The 11th annual Big Sky Documentary Film Festival kicked off this weekend. As this year’s theme is humor, we hope you are able to share laughs with family, friends and fellow community members! There are some food and agriculture films coming out this year too. Check them out!
Dryland
Set in Eastern Washington’s dryland wheat country, the film follows Josh and best friend Matt over ten years, as they pursue their passion for farming and quest for victory in the annual Lind Combine Demolition Derby. With barn-raising fervor, this annual event raises funds for the community of 500, while supporting the legacy of regional family farms. Called “a bittersweet and beautiful new film” by Modern Farmer magazine, Dryland plays a cinematic duet between an exuberant, freewheeling spectacle and a meditation on our changing heartland.
The sign on remote US 395 in Eastern Washington first enticed the filmakers in 2003: “Welcome to Lind. Drop in – Mt. St. Helens did! Combine Demolition Derby and Rodeo.” Intrigued, Sue Arbuthnot and Richard Wilhelm, the creative forces behind Hare in the Gate Productions pulled into the Lind rodeo arena to observe the drivers’ meeting a week before the derby. “We were immediately struck by the participants’ love of family, land, community and the willingness to fight for a threatened way of life,” Sue notes.

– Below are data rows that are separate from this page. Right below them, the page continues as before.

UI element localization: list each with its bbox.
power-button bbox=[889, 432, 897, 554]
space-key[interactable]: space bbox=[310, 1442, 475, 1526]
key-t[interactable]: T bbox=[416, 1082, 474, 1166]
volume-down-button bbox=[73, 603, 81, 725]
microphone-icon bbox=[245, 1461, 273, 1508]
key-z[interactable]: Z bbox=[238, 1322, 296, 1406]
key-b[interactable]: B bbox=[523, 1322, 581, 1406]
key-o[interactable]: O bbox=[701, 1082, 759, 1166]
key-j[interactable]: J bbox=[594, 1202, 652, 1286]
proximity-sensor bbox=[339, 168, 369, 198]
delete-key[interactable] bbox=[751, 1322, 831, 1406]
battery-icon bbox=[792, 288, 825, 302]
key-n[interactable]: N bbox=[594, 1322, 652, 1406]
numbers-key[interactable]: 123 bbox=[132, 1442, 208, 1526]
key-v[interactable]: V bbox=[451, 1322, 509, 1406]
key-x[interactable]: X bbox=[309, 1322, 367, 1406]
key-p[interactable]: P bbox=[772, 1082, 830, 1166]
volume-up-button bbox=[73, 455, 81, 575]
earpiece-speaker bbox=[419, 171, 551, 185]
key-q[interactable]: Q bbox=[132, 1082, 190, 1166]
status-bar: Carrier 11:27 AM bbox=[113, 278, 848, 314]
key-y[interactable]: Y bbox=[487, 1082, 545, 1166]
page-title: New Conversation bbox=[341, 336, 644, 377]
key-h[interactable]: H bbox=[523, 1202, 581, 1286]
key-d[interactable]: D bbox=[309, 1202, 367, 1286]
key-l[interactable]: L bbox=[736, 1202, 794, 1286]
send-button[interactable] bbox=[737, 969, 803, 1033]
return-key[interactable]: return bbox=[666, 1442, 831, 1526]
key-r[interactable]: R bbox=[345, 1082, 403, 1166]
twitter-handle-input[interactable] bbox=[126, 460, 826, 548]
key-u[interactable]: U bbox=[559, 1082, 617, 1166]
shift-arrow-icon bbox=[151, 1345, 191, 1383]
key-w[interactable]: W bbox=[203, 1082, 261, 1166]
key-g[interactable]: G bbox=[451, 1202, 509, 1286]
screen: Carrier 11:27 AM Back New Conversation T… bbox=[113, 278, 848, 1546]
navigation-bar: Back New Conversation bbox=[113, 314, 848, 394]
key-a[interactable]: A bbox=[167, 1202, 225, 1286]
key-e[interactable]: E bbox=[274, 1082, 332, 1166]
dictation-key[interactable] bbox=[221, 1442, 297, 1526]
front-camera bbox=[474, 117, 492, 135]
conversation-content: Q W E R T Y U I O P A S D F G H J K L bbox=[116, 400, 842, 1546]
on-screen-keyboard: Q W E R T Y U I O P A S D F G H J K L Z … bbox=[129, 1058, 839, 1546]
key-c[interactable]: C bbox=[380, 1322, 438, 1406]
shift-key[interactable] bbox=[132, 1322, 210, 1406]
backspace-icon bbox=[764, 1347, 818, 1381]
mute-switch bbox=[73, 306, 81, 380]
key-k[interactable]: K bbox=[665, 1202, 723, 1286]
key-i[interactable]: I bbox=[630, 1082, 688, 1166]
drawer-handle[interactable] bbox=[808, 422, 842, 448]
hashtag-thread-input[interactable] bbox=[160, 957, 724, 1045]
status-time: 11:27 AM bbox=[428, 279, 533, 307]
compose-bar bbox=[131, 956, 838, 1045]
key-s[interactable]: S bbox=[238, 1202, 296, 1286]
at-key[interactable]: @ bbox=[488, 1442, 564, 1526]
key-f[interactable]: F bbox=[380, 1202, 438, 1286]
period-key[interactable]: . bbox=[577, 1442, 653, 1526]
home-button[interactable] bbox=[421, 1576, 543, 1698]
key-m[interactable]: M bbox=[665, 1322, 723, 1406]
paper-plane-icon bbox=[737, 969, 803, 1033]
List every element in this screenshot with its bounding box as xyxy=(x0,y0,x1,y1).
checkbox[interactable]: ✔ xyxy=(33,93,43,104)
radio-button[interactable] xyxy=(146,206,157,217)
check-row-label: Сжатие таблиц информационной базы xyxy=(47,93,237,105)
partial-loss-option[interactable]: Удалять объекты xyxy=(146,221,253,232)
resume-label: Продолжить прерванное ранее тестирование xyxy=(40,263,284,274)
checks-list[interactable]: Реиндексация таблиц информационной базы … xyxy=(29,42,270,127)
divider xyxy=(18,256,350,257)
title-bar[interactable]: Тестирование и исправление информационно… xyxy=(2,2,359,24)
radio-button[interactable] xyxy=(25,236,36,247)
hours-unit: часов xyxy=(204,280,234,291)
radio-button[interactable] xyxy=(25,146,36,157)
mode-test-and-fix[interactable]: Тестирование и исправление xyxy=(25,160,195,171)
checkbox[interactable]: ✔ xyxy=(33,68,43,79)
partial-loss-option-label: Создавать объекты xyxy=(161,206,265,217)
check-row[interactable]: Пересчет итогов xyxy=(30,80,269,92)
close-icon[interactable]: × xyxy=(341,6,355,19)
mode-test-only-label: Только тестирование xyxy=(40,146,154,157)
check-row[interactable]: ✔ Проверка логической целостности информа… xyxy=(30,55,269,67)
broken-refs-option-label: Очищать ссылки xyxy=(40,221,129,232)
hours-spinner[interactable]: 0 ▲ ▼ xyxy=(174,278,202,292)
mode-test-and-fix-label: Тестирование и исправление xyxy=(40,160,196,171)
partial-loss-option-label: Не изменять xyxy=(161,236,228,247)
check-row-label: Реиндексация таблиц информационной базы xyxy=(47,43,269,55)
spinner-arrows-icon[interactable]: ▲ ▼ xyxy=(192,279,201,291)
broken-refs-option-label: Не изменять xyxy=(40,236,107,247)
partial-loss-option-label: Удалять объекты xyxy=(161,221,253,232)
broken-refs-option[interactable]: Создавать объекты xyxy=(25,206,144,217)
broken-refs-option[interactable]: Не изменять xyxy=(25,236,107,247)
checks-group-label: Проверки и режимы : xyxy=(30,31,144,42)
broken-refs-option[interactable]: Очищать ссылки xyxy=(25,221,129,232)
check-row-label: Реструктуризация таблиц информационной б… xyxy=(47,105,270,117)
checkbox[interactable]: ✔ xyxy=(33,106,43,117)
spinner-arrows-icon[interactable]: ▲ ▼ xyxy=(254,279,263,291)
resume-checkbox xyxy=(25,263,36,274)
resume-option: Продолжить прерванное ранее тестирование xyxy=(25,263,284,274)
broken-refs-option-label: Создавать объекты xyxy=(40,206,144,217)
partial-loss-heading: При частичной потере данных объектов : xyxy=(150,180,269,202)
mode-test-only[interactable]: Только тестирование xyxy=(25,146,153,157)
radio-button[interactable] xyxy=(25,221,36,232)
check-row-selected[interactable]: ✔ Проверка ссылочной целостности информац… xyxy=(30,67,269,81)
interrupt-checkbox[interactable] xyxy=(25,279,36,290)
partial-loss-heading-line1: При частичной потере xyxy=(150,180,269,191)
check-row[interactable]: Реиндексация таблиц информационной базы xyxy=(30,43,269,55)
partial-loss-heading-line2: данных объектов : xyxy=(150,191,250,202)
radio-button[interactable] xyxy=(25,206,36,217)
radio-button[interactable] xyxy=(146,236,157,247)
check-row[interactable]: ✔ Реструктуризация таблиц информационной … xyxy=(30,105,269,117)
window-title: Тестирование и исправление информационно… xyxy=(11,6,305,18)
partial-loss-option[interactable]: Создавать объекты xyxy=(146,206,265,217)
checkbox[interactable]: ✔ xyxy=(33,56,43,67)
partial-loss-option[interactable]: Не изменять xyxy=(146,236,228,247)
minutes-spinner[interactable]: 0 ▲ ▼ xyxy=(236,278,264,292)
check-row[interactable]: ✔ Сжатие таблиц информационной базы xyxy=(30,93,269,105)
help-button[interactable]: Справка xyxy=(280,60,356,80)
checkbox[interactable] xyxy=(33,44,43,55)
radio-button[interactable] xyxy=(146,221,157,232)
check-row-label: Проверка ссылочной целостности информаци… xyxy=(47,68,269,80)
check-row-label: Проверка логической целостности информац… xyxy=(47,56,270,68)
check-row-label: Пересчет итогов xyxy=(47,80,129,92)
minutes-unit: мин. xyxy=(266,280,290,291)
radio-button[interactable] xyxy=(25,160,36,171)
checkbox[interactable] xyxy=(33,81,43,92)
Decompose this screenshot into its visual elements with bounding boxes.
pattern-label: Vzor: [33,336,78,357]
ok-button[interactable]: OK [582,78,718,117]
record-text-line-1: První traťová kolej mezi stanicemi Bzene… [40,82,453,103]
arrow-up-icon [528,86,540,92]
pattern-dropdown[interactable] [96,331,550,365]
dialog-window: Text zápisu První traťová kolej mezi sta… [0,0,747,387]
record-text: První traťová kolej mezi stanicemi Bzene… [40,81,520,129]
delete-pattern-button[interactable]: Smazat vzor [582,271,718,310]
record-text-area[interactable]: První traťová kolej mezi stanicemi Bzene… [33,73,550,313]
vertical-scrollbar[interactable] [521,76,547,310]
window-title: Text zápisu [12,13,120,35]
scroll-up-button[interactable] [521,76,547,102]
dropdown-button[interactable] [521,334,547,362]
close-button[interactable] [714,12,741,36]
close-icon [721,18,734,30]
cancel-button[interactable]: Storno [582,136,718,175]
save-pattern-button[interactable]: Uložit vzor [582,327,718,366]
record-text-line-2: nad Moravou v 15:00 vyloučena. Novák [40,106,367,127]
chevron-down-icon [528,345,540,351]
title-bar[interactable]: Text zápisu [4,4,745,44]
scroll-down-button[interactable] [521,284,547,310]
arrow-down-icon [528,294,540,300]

Over the years, filmmakers returned to follow Josh and Matt through high school and college, as they piloted “JAWS” – a hulking blue vintage combine – in the annual derby. But even as they ride to victory, Josh and Matt witness their town dying. Then, Josh loses a lifelong bid to stay on his fourth-generation farm and must leave to find work. A theme all too common, as agricultural technology advances, and the need for labor wanes – fewer young farmers can stay on the land. Higher costs force farmers to consolidate or grow, and many family farms and the rural areas depending on them simply disappear.
The film showcases an original score by Mark Orton, who most recently scored the Oscar-nominated Nebraska, shot partially in Montana. Orton’s multi-instrumental score deftly characterizes the yearning of a young farmer, his community, and the striking landscape they cherish. Songs by John Mellencamp, founding member of Farm Aid, who donated a song, and the legendary late Don Walser, round out the film’s soundtrack.
Audiences of all ages and background will be inspired by youthful optimism, generational perseverance, and a town cultivating rural resilience. As Americans increasingly seek connections to the source of food and the craft of farming, and as concerns about food security and a desire for healthier diets have altered urban behavior across the country, this tale is more timely than ever.
The filmakers, composer and members of the cast will be present and available for questions after the screening. More information can be found at Hare in the Gate website, or join the Dryland conversation on Facebook.
Screening opportunities
Historic Wilma Theater – Saturday, February 22nd – 10:00 a.m.
Willard Alternative High School – Wednesday, February 19th: 1:00 – 2:30 pm
Sentinel High School – Thursday, February 20th: 10:05 – 11:35 am
Big Sky High School – Friday, February 21st: 7:50-9:30 am
Occupy the farm
200 people walk onto the last piece of East Bay farmland with tools, tents and 15,000 seedlings. They plant two acres of crops to stop a real estate development. After three weeks riot police evict them. But, the crops survive, and their direct action alters the fate of the land. Occupy the Farm is a film funded by a successful Kickstarter campaign. Todd Darling captures the story of urban farmers in San Pablo, CA fighting to preserve one of the last tracts of land for farming in the urban East Bay. The owners of these 14-acres, the University of California, Berkeley, planned to replace this agricultural research station with a Whole Foods shopping mall, condos and sports fields.
This feature documentary follows the story of how a 14-acre piece of land sparked a heated battle of University opposition, community involvement, legal action and water access. The farmers and the neighbors didn’t just walk onto the Gill Tract to “protest,” they arrived ready to create a completely different version of the land’s best use. What starts as a joyful flurry of hard work and commitment, becomes a very different scene at the end of three weeks. Barricades, frenzied media and riot police.
As the young urban farmers of Occupy the Farm challenged the plans of this piece of publicly owned land, filmmaker Todd Darling and his crew picked up their cameras and captured the story. They witnessed the dramatic and rapid evolution of tactics and strategy of both farmers and their adversaries. Occupy the Farm captures a significant and on-going conflict: the showdown between over-development of agriculture, as well as the contest of wills between a grassroots, consensus based action, and the more rigid power structure of California’s largest landowner. This film reveals a new form of activism for the 21st Century and is sponsored by the Social Justice fund Northwest.